I noticed the seqName column in the tsv output from nextclade CLI seems to come in two different formats:
the output from GISAID’s FASTA “All sequences” package has the format: [Virus name]|[Collection date]|[Submission date]
the output from GISAID search results downloaded in FASTA format shows [Virus name]||[Accession ID]||[Collection date]
I’m guessing this might be an artefact of how the data comes out of GISAID? If so it would be good to confirm, so others are aware and don’t waste time on this. My starting assumption was seqName would be a consistent key to the GISAID record, regardless of source.
Nextclade passes sequence names through as is. We never attempt to parse them, because they are a complete and utter mess, as you see.
That’s definitely a problem with the fasta source. This kind of discrepancies happen on GISAID and in other genomic databases.

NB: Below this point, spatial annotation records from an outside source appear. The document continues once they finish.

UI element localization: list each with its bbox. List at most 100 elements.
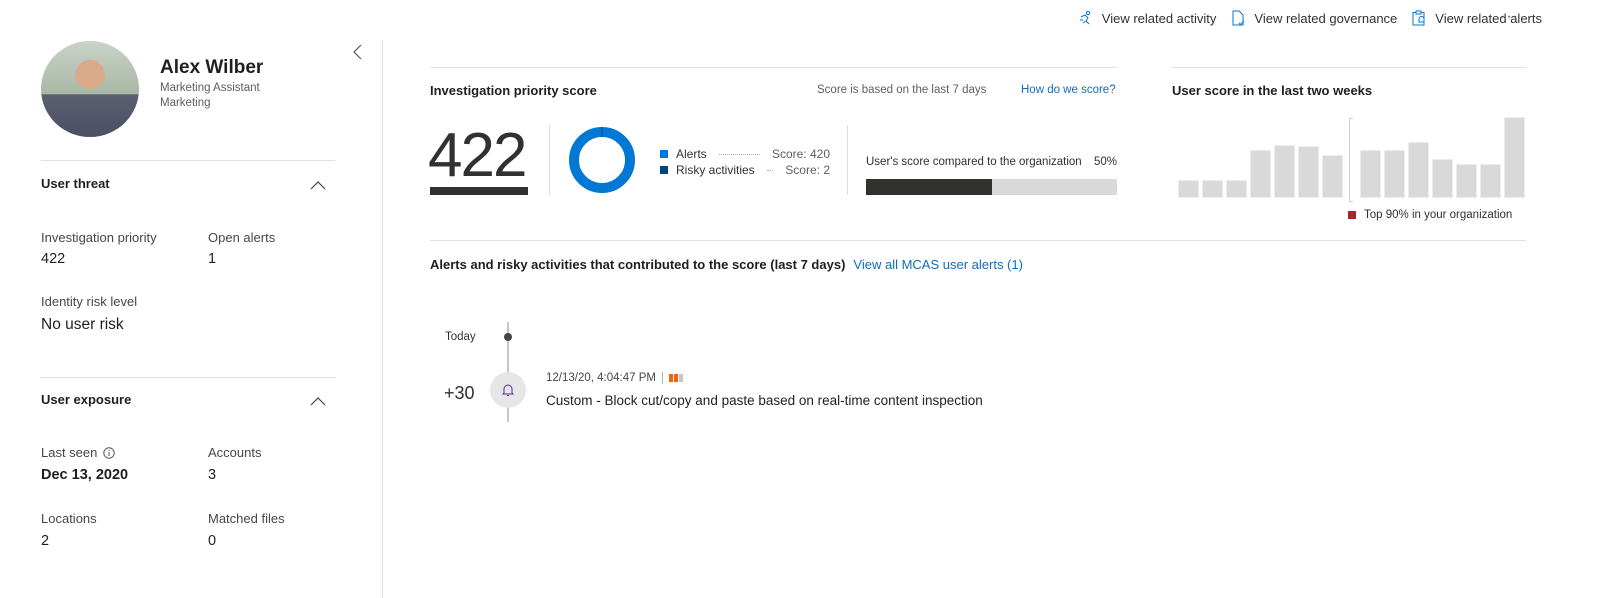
user-panel: Alex Wilber Marketing Assistant Marketin… <box>0 40 383 598</box>
divider <box>430 67 1117 68</box>
compare-percent: 50% <box>1093 156 1117 168</box>
alert-time: 12/13/20, 4:04:47 PM <box>546 372 656 384</box>
view-related-activity-button[interactable]: View related activity <box>1078 10 1217 26</box>
locations-value: 2 <box>41 533 50 549</box>
chart-bar <box>1250 149 1271 198</box>
score-heading: Investigation priority score <box>430 83 597 98</box>
view-related-governance-label: View related governance <box>1254 10 1398 26</box>
alerts-heading: Alerts and risky activities that contrib… <box>430 257 846 272</box>
investigation-priority-label: Investigation priority <box>41 230 157 245</box>
compare-label: User's score compared to the organizatio… <box>866 156 1082 168</box>
chart-legend: Top 90% in your organization <box>1348 209 1512 221</box>
chart-bar <box>1384 149 1405 198</box>
last-seen-label-row: Last seen <box>41 445 116 460</box>
legend-swatch <box>660 166 668 174</box>
view-related-activity-label: View related activity <box>1101 10 1217 26</box>
compare-progress-bar <box>866 179 1117 195</box>
chart-bar <box>1408 141 1429 198</box>
view-related-governance-button[interactable]: View related governance <box>1230 10 1397 26</box>
collapse-panel-chevron-icon[interactable] <box>350 44 366 60</box>
separator-tick <box>1349 118 1353 119</box>
legend-label: Alerts <box>676 147 707 161</box>
chart-bar <box>1504 117 1525 198</box>
user-department: Marketing <box>160 97 211 109</box>
legend-label: Risky activities <box>676 163 755 177</box>
legend-score: Score: 2 <box>785 163 830 177</box>
matched-files-value: 0 <box>208 533 217 549</box>
last-seen-label: Last seen <box>41 445 98 460</box>
clipboard-alert-icon <box>1412 10 1425 26</box>
legend-label: Top 90% in your organization <box>1364 209 1513 221</box>
donut-alerts-segment <box>569 127 635 193</box>
legend-swatch <box>660 150 668 158</box>
divider <box>549 125 550 195</box>
view-related-alerts-label: View related alerts <box>1435 10 1542 26</box>
divider <box>41 160 335 161</box>
legend-risky-activities: Risky activities Score: 2 <box>660 162 830 178</box>
alert-points: +30 <box>444 383 475 403</box>
timeline-dot <box>504 333 512 341</box>
divider <box>41 377 335 378</box>
accounts-value: 3 <box>208 467 217 483</box>
open-alerts-label: Open alerts <box>208 230 276 245</box>
chart-bar <box>1480 164 1501 198</box>
chart-bar <box>1274 144 1295 198</box>
score-donut-chart <box>569 127 635 193</box>
document-check-icon <box>1232 10 1245 26</box>
chart-bar <box>1322 154 1343 198</box>
view-all-alerts-link[interactable]: View all MCAS user alerts (1) <box>853 257 1023 272</box>
identity-risk-label: Identity risk level <box>41 294 138 309</box>
score-note: Score is based on the last 7 days <box>817 84 987 96</box>
user-exposure-heading: User exposure <box>41 392 132 407</box>
bell-icon <box>502 384 514 396</box>
last-seen-value: Dec 13, 2020 <box>41 467 129 483</box>
today-label: Today <box>445 331 476 343</box>
info-icon[interactable] <box>103 446 116 459</box>
investigation-priority-value: 422 <box>41 251 66 267</box>
alert-meta: 12/13/20, 4:04:47 PM | <box>546 372 683 384</box>
user-title: Marketing Assistant <box>160 82 260 94</box>
more-options-button[interactable]: ··· <box>1500 8 1519 26</box>
chart-bar <box>1226 179 1247 198</box>
divider <box>430 240 1526 241</box>
alert-name-link[interactable]: Custom - Block cut/copy and paste based … <box>546 393 983 408</box>
legend-swatch <box>1348 211 1356 219</box>
leader-line <box>766 169 774 171</box>
open-alerts-value: 1 <box>208 251 217 267</box>
separator: | <box>660 372 664 384</box>
view-related-alerts-button[interactable]: View related alerts <box>1411 10 1542 26</box>
week-separator <box>1349 118 1350 202</box>
divider <box>1172 67 1526 68</box>
chevron-up-icon[interactable] <box>310 396 326 406</box>
severity-medium-indicator <box>668 374 683 382</box>
score-underline <box>430 187 528 195</box>
chart-bar <box>1298 145 1319 198</box>
accounts-label: Accounts <box>208 445 262 460</box>
compare-row: User's score compared to the organizatio… <box>866 156 1117 168</box>
matched-files-label: Matched files <box>208 511 285 526</box>
score-value: 422 <box>428 121 527 190</box>
how-do-we-score-link[interactable]: How do we score? <box>1021 84 1116 96</box>
legend-score: Score: 420 <box>771 147 830 161</box>
activity-icon <box>1079 10 1090 25</box>
chart-bar <box>1432 159 1453 198</box>
user-score-bar-chart <box>1172 115 1526 202</box>
separator-tick <box>1349 201 1353 202</box>
chevron-up-icon[interactable] <box>310 180 326 190</box>
compare-progress-fill <box>866 179 992 195</box>
alerts-header: Alerts and risky activities that contrib… <box>430 257 1023 272</box>
divider <box>847 125 848 195</box>
score-legend: Alerts Score: 420 Risky activities Score… <box>660 146 830 178</box>
user-threat-heading: User threat <box>41 176 110 191</box>
chart-bar <box>1178 179 1199 198</box>
chart-bar <box>1360 149 1381 198</box>
locations-label: Locations <box>41 511 97 526</box>
user-name: Alex Wilber <box>160 57 264 78</box>
toolbar: View related activity View related gover… <box>1078 10 1542 26</box>
alert-bell-badge <box>490 372 526 408</box>
legend-alerts: Alerts Score: 420 <box>660 146 830 162</box>
chart-bar <box>1202 179 1223 198</box>
identity-risk-value: No user risk <box>41 316 124 333</box>
leader-line <box>718 153 760 155</box>
avatar <box>41 41 139 137</box>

Note also, that sequence name, no mater how it is laid out, is not guaranteed to be unique. There could be duplicate names (actually, there are many). Internally, Nextclade relies on index of the entry in the fasta file to identify samples uniquely and to ensure that rows/entries/elements in output tsv, fasta and json files relate to the same thing, no matter how this thing it is named.

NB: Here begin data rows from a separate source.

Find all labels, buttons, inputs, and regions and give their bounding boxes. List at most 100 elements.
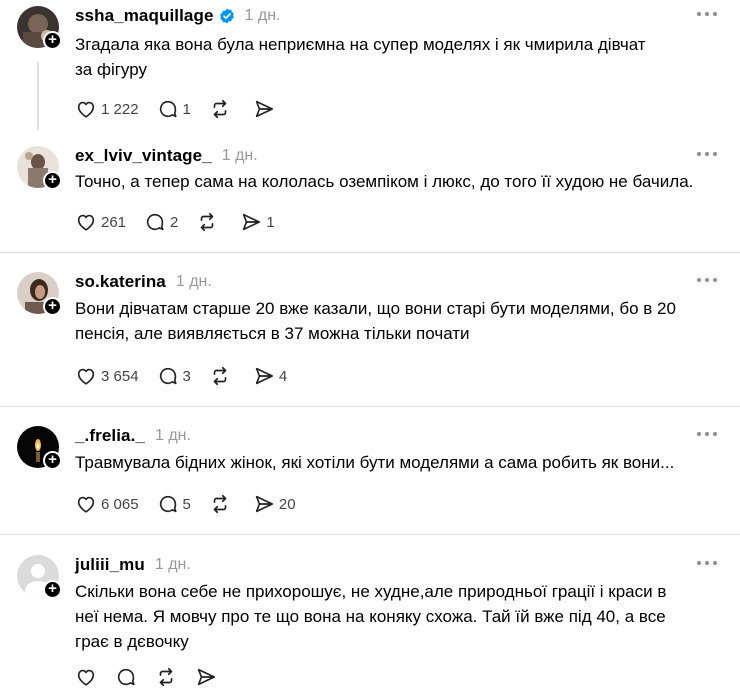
divider: [0, 406, 740, 407]
timestamp: 1 дн.: [244, 7, 281, 24]
timestamp: 1 дн.: [155, 427, 191, 444]
reply-count: 2: [170, 213, 179, 231]
verified-badge-icon: [219, 8, 234, 24]
post-card: + ssha_maquillage 1 дн. Згадала яка вона…: [0, 0, 740, 135]
like-count: 3 654: [101, 367, 139, 385]
post-card: + juliii_mu 1 дн. Скільки вона себе не п…: [0, 549, 740, 687]
comment-icon: [159, 100, 177, 118]
divider: [0, 252, 740, 253]
post-text-line: неї нема. Я мовчу про те що вона на коня…: [75, 607, 666, 626]
post-card: + _.frelia._ 1 дн. Травмувала бідних жін…: [0, 420, 740, 530]
more-options-icon[interactable]: [697, 272, 719, 286]
reply-button[interactable]: [115, 666, 137, 688]
post-header: ssha_maquillage 1 дн.: [75, 6, 280, 26]
thread-line: [37, 62, 39, 130]
heart-icon: [77, 214, 95, 231]
heart-icon: [77, 669, 95, 686]
comment-icon: [159, 495, 177, 513]
repost-button[interactable]: [209, 365, 235, 387]
more-options-icon[interactable]: [697, 555, 719, 569]
reply-count: 5: [182, 495, 191, 513]
follow-plus-icon[interactable]: +: [43, 451, 62, 470]
timestamp: 1 дн.: [221, 147, 258, 164]
send-icon: [255, 100, 273, 118]
reply-count: 1: [182, 100, 191, 118]
share-count: 4: [278, 367, 288, 385]
reply-button[interactable]: 3: [157, 365, 191, 387]
more-options-icon[interactable]: [697, 426, 719, 440]
like-count: 1 222: [101, 100, 139, 118]
username[interactable]: so.katerina: [75, 272, 166, 292]
repost-button[interactable]: [209, 493, 235, 515]
send-icon: [197, 668, 216, 686]
username[interactable]: ex_lviv_vintage_: [75, 146, 212, 166]
comment-icon: [117, 668, 135, 686]
repost-icon: [201, 212, 214, 232]
timestamp: 1 дн.: [154, 556, 191, 573]
post-text-line: пенсія, але виявляється в 37 можна тільк…: [75, 324, 470, 343]
reply-button[interactable]: 2: [144, 211, 178, 233]
post-text-line: Згадала яка вона була неприємна на супер…: [75, 35, 646, 54]
follow-plus-icon[interactable]: +: [43, 580, 62, 599]
send-icon: [255, 367, 273, 385]
like-count: 261: [101, 213, 127, 231]
share-button[interactable]: [195, 666, 217, 688]
action-bar: [75, 665, 235, 689]
follow-plus-icon[interactable]: +: [43, 31, 62, 50]
action-bar: 1 222 1: [75, 97, 297, 121]
more-options-icon[interactable]: [697, 6, 719, 20]
like-button[interactable]: 3 654: [75, 365, 139, 387]
post-text-line: грає в дєвочку: [75, 632, 189, 651]
repost-icon: [159, 667, 173, 687]
heart-icon: [77, 368, 95, 385]
share-button[interactable]: 1: [240, 211, 275, 233]
post-text: Вони дівчатам старше 20 вже казали, що в…: [75, 296, 725, 346]
share-button[interactable]: 4: [253, 365, 287, 387]
repost-button[interactable]: [209, 98, 235, 120]
post-text: Згадала яка вона була неприємна на супер…: [75, 32, 725, 82]
post-card: + so.katerina 1 дн. Вони дівчатам старше…: [0, 266, 740, 404]
post-text-line: Вони дівчатам старше 20 вже казали, що в…: [75, 299, 676, 318]
reply-count: 3: [182, 367, 191, 385]
like-button[interactable]: 261: [75, 211, 126, 233]
follow-plus-icon[interactable]: +: [43, 171, 62, 190]
post-text-line: за фігуру: [75, 60, 148, 79]
like-button[interactable]: [75, 666, 97, 688]
repost-icon: [213, 99, 227, 119]
repost-icon: [213, 366, 227, 386]
share-count: 20: [278, 495, 296, 513]
username[interactable]: juliii_mu: [75, 555, 145, 575]
repost-icon: [213, 494, 227, 514]
more-options-icon[interactable]: [697, 146, 719, 160]
post-text-line: Точно, а тепер сама на кололась оземпіко…: [75, 172, 694, 191]
post-header: _.frelia._ 1 дн.: [75, 426, 191, 446]
post-text: Скільки вона себе не прихорошує, не худн…: [75, 579, 725, 654]
action-bar: 6 065 5 20: [75, 492, 314, 516]
post-header: ex_lviv_vintage_ 1 дн.: [75, 146, 258, 166]
repost-button[interactable]: [196, 211, 222, 233]
heart-icon: [77, 101, 95, 118]
username[interactable]: _.frelia._: [75, 426, 145, 446]
send-icon: [255, 495, 273, 513]
post-text: Точно, а тепер сама на кололась оземпіко…: [75, 169, 725, 194]
divider: [0, 534, 740, 535]
like-count: 6 065: [101, 495, 139, 513]
share-button[interactable]: [253, 98, 279, 120]
post-header: juliii_mu 1 дн.: [75, 555, 191, 575]
like-button[interactable]: 1 222: [75, 98, 139, 120]
post-header: so.katerina 1 дн.: [75, 272, 212, 292]
post-text-line: Травмувала бідних жінок, які хотіли бути…: [75, 453, 675, 472]
heart-icon: [77, 496, 95, 513]
like-button[interactable]: 6 065: [75, 493, 139, 515]
username[interactable]: ssha_maquillage: [75, 6, 214, 26]
reply-button[interactable]: 5: [157, 493, 191, 515]
action-bar: 261 2 1: [75, 210, 293, 234]
post-text-line: Скільки вона себе не прихорошує, не худн…: [75, 582, 667, 601]
repost-button[interactable]: [155, 666, 177, 688]
share-button[interactable]: 20: [253, 493, 296, 515]
post-card: + ex_lviv_vintage_ 1 дн. Точно, а тепер …: [0, 140, 740, 252]
follow-plus-icon[interactable]: +: [43, 297, 62, 316]
timestamp: 1 дн.: [175, 273, 212, 290]
comment-icon: [146, 213, 164, 231]
reply-button[interactable]: 1: [157, 98, 191, 120]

But this is not true if you want to correlate inputs and outputs of Nextclade. Due to parallel processing, order of outputs can change, compared to inputs. If you suspect there are problems with uniqueness, and you want to correlate inputs and outputs, it is a good idea to add --in-order flag so that Nextclade preserves the same order in outputs as in inputs (with a small runtime performance penalty).